The nucleus is active and it has been classified as a narrow-line Fanaroff-Riley Class Type I radio galaxy. The estimated luminosities of both the hydrogen-alpha and doubly ionized oxygen emission lines are found to be 0.000 and 7.163 respectively. The radio lobes are resolved, with a total angular size of 133.54 kiloparsecs, and the lobes reach a maximum extent of 285.58 kiloparsecs in total. The total radio power is 26.32 W Hz^{−1}. The radio source has an S-shaped appearance with a source extent of 0.33 kiloparsecs.
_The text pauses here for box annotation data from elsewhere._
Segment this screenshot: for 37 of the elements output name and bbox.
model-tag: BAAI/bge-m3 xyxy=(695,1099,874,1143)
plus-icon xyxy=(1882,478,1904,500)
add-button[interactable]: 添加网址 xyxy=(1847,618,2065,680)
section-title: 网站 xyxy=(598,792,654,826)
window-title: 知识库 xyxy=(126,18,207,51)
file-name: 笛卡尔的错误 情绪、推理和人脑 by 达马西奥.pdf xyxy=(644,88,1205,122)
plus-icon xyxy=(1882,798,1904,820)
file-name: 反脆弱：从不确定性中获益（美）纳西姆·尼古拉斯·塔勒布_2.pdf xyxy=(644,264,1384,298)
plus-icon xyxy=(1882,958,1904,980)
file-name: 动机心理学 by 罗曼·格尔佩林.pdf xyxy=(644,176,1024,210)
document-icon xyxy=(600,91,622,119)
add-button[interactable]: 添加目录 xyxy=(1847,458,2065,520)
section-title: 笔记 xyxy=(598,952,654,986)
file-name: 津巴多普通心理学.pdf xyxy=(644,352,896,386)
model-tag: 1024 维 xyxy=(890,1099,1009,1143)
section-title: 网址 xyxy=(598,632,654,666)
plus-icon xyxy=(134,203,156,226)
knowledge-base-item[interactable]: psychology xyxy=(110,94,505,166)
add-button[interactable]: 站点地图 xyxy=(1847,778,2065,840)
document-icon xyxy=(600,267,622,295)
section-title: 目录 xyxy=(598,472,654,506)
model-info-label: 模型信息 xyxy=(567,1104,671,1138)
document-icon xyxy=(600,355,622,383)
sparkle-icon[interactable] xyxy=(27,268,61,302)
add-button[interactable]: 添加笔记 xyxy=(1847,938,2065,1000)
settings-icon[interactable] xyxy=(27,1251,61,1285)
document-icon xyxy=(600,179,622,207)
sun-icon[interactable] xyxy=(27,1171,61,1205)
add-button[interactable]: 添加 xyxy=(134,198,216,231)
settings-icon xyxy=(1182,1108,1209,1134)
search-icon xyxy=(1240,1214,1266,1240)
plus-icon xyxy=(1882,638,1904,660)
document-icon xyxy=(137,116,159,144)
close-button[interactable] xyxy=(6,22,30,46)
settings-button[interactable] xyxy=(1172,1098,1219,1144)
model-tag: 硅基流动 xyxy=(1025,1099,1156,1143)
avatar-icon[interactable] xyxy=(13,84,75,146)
A study published in 2022, also found it is a candidate wide-angle tail (WAT) radio galaxy, with a total radio flux density of 1.45 jansky at 150 MHz and 0.28 jansky at 1400 MHz. The radio counterpart separation is estimated to be 3.10 arcseconds while the total radio luminosity is 33.94 × 10^{25} W Hz^{−1}.